2. Que signifie l'objectif de 10 % de baisse des dépenses d'intervention et de fonctionnement affiché par le Gouvernement ?

Ces éléments étant posés, il convient ensuite de savoir comment cet objectif global s'articule avec les annonces du Gouvernement en matière de réduction des dépenses de fonctionnement et d'intervention, soit -10 % sur 2011-2013, dont -5 % dès 2010 . Faute de disposer d'une explication claire sur la portée de ces annonces, plusieurs hypothèses peuvent être formulées :

1) soit on considère que les dépenses de fonctionnement et d'intervention doivent parvenir, en 2013, à un niveau inférieur de 10 % à ce qu'était leur montant en 2010 . Il s'agit de la lecture la plus intuitive des annonces faites et la plus conforme au volontarisme de la communication gouvernementale ;

2) soit on considère que ces dépenses devront être, en 2013, inférieures de 10 % à ce qu'elles auraient dû être cette même année si elles avaient suivi leur progression tendancielle . Cette lecture est à la fois plus réaliste et beaucoup moins ambitieuse .

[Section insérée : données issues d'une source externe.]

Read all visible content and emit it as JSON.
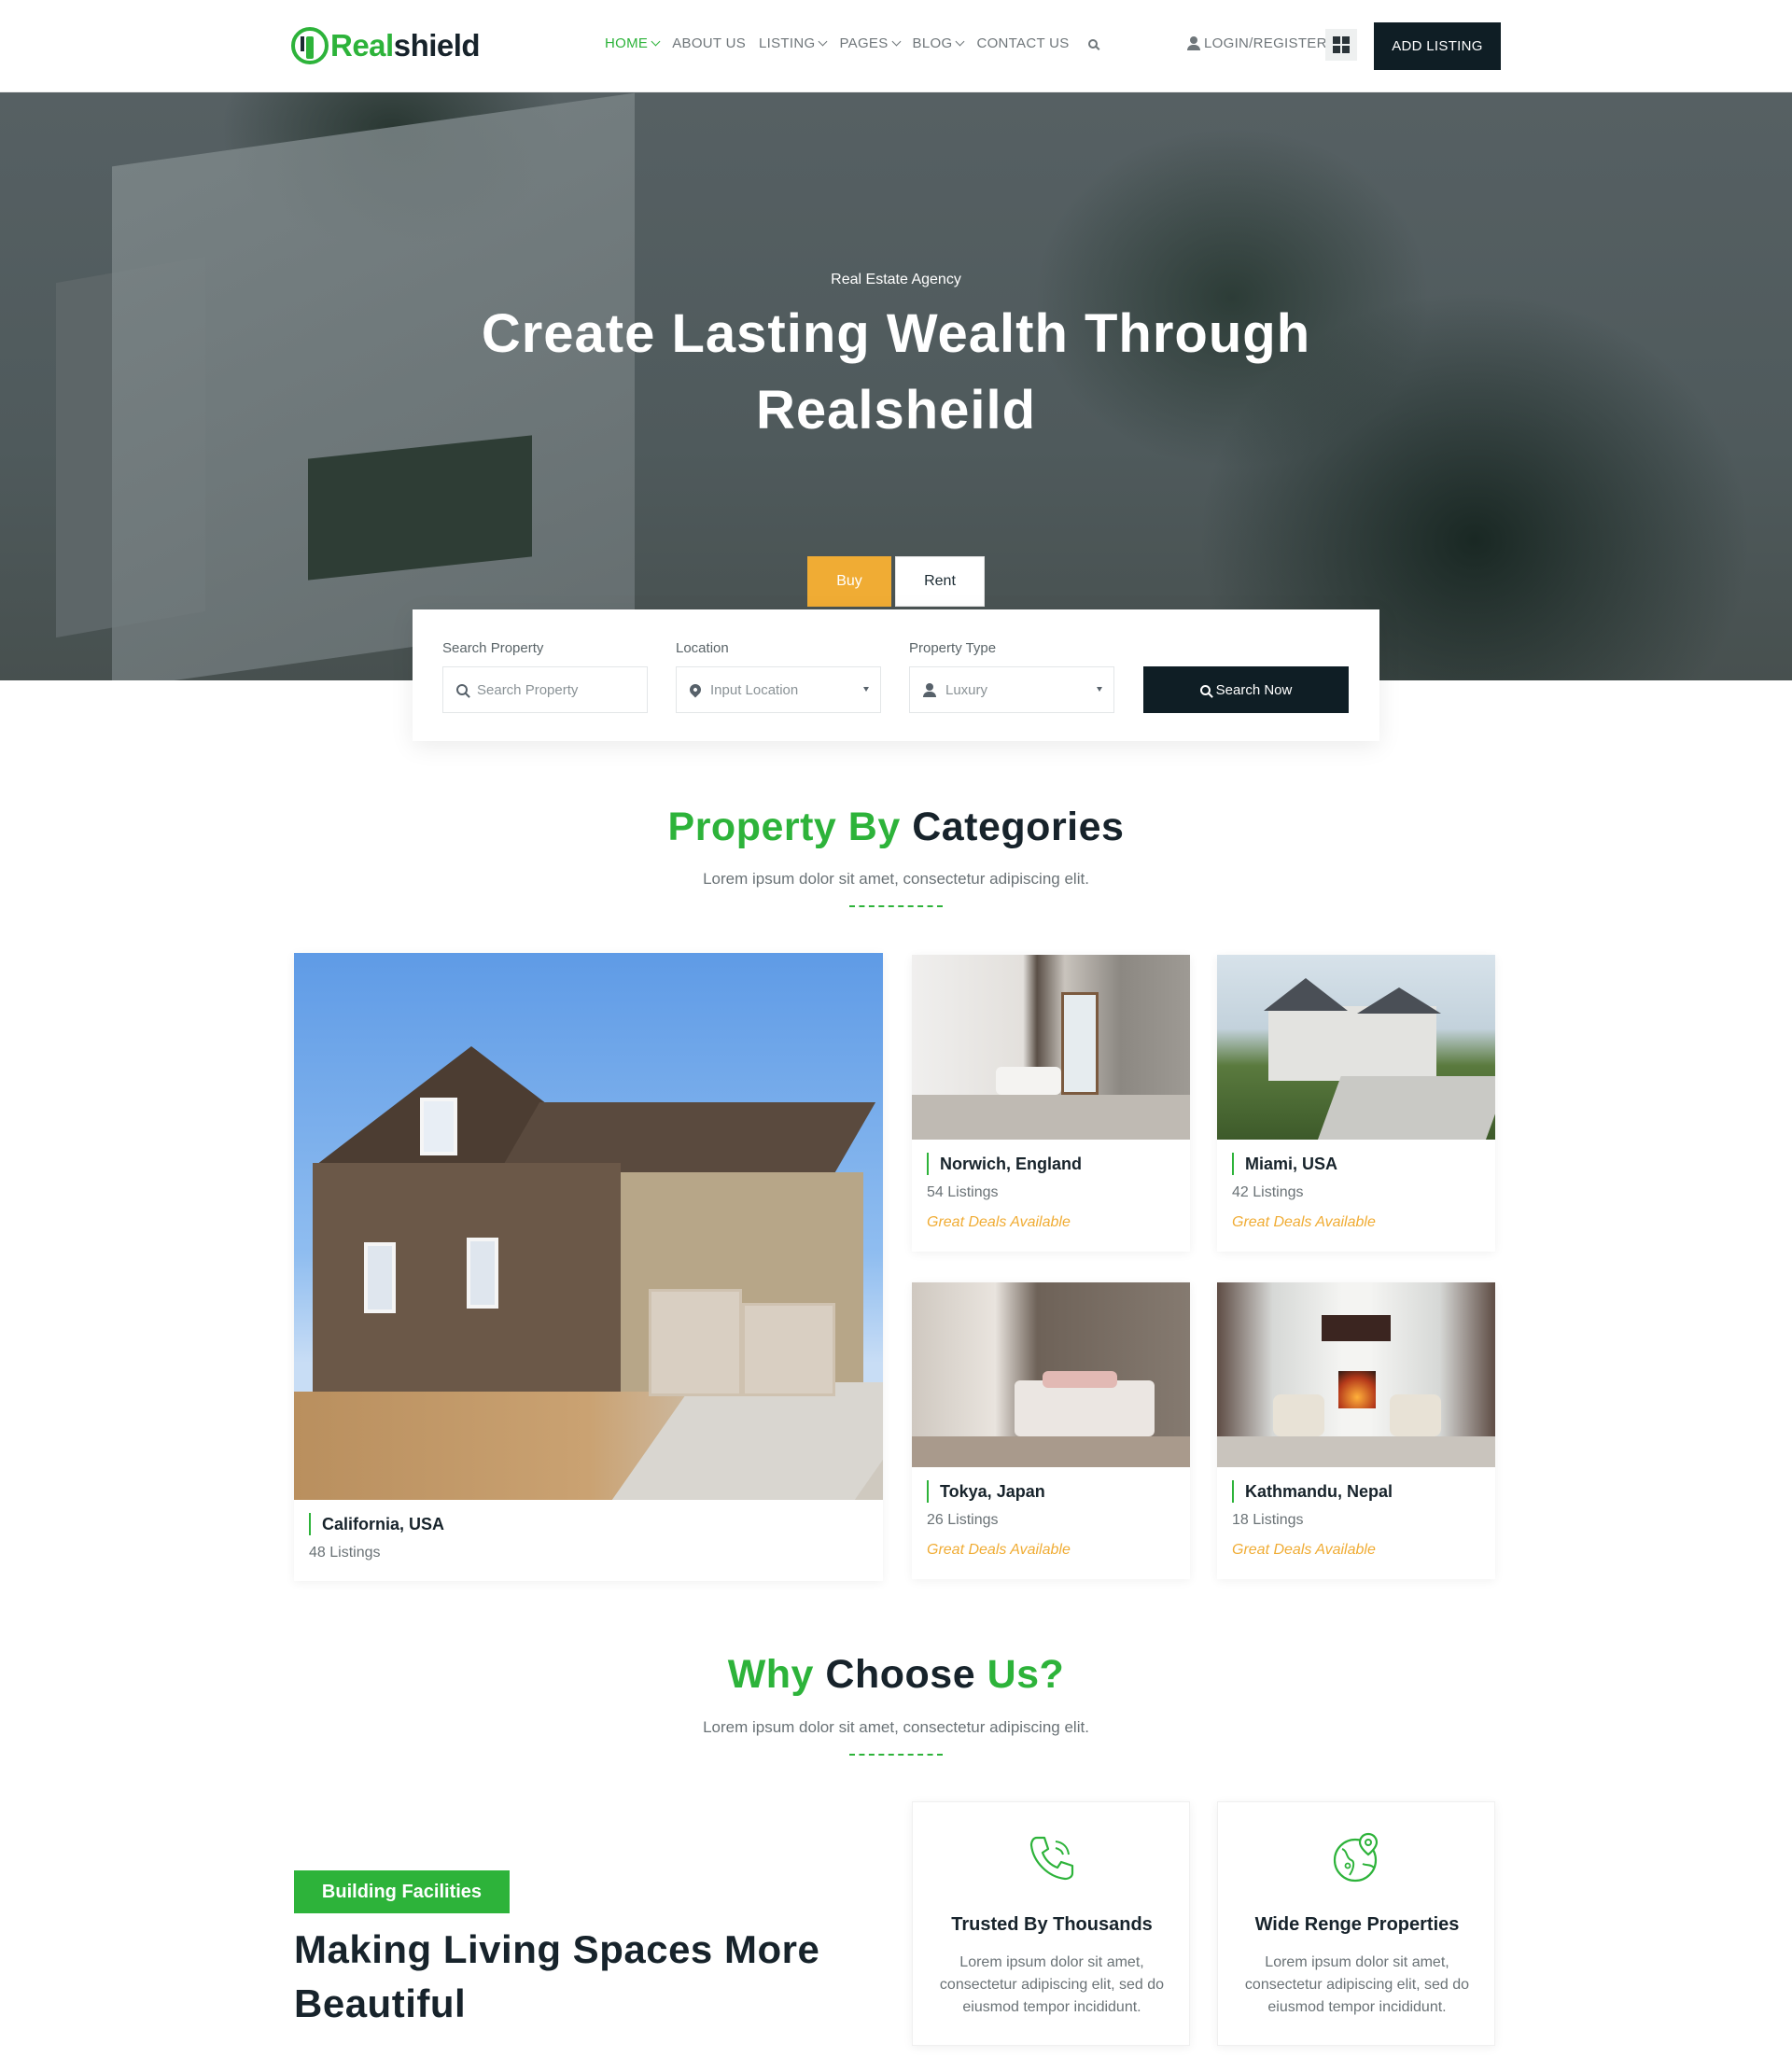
{
  "header": {
    "logo": {
      "part1": "Real",
      "part2": "shield"
    },
    "nav": [
      {
        "label": "HOME",
        "dropdown": true,
        "active": true
      },
      {
        "label": "ABOUT US",
        "dropdown": false
      },
      {
        "label": "LISTING",
        "dropdown": true
      },
      {
        "label": "PAGES",
        "dropdown": true
      },
      {
        "label": "BLOG",
        "dropdown": true
      },
      {
        "label": "CONTACT US",
        "dropdown": false
      }
    ],
    "login_label": "LOGIN/REGISTER",
    "add_listing_label": "ADD LISTING"
  },
  "hero": {
    "subtitle": "Real Estate Agency",
    "title": "Create Lasting Wealth Through Realsheild",
    "tabs": {
      "buy": "Buy",
      "rent": "Rent"
    }
  },
  "search": {
    "fields": [
      {
        "label": "Search Property",
        "placeholder": "Search Property",
        "icon": "search-icon"
      },
      {
        "label": "Location",
        "placeholder": "Input Location",
        "icon": "location-pin-icon"
      },
      {
        "label": "Property Type",
        "value": "Luxury",
        "icon": "user-icon"
      }
    ],
    "button_label": "Search Now"
  },
  "categories": {
    "title_green": "Property By",
    "title_dark": "Categories",
    "subtitle": "Lorem ipsum dolor sit amet, consectetur adipiscing elit.",
    "items": [
      {
        "name": "California, USA",
        "count": "48 Listings"
      },
      {
        "name": "Norwich, England",
        "count": "54 Listings",
        "deal": "Great Deals Available"
      },
      {
        "name": "Miami, USA",
        "count": "42 Listings",
        "deal": "Great Deals Available"
      },
      {
        "name": "Tokya, Japan",
        "count": "26 Listings",
        "deal": "Great Deals Available"
      },
      {
        "name": "Kathmandu, Nepal",
        "count": "18 Listings",
        "deal": "Great Deals Available"
      }
    ]
  },
  "why": {
    "title_green1": "Why",
    "title_dark": "Choose",
    "title_green2": "Us?",
    "subtitle": "Lorem ipsum dolor sit amet, consectetur adipiscing elit.",
    "badge": "Building Facilities",
    "heading": "Making Living Spaces More Beautiful",
    "features": [
      {
        "title": "Trusted By Thousands",
        "desc": "Lorem ipsum dolor sit amet, consectetur adipiscing elit, sed do eiusmod tempor incididunt.",
        "icon": "phone-icon"
      },
      {
        "title": "Wide Renge Properties",
        "desc": "Lorem ipsum dolor sit amet, consectetur adipiscing elit, sed do eiusmod tempor incididunt.",
        "icon": "globe-location-icon"
      }
    ]
  },
  "colors": {
    "accent": "#2db33a",
    "highlight": "#f0ac34",
    "dark": "#0f1e25"
  }
}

a) Baisser les dépenses de 10 % par rapport à 2010 serait beaucoup plus ambitieux que la stabilisation en valeur

S'il se comprend comme une baisse de 10 % des dépenses de fonctionnement et d'intervention par rapport au niveau de 2010, l'objectif affiché par le Gouvernement apparaît extrêmement volontariste , dans la mesure où :

1) il irait, même dans le scénario défavorable retenu par votre commission des finances, plus loin que l'objectif de stabilisation en valeur des dépenses hors pensions et charge de la dette (ces dépenses diminuant de 0,8 % en moyenne sur 2011-2013) ;

2) il ferait plus que compenser la hausse de la charge de la dette et des pensions et aboutirait à diminuer la dépense en volume de 0,4 % en moyenne annuelle, au sens de l'actuelle norme élargie ( cf . tableau ci-dessous).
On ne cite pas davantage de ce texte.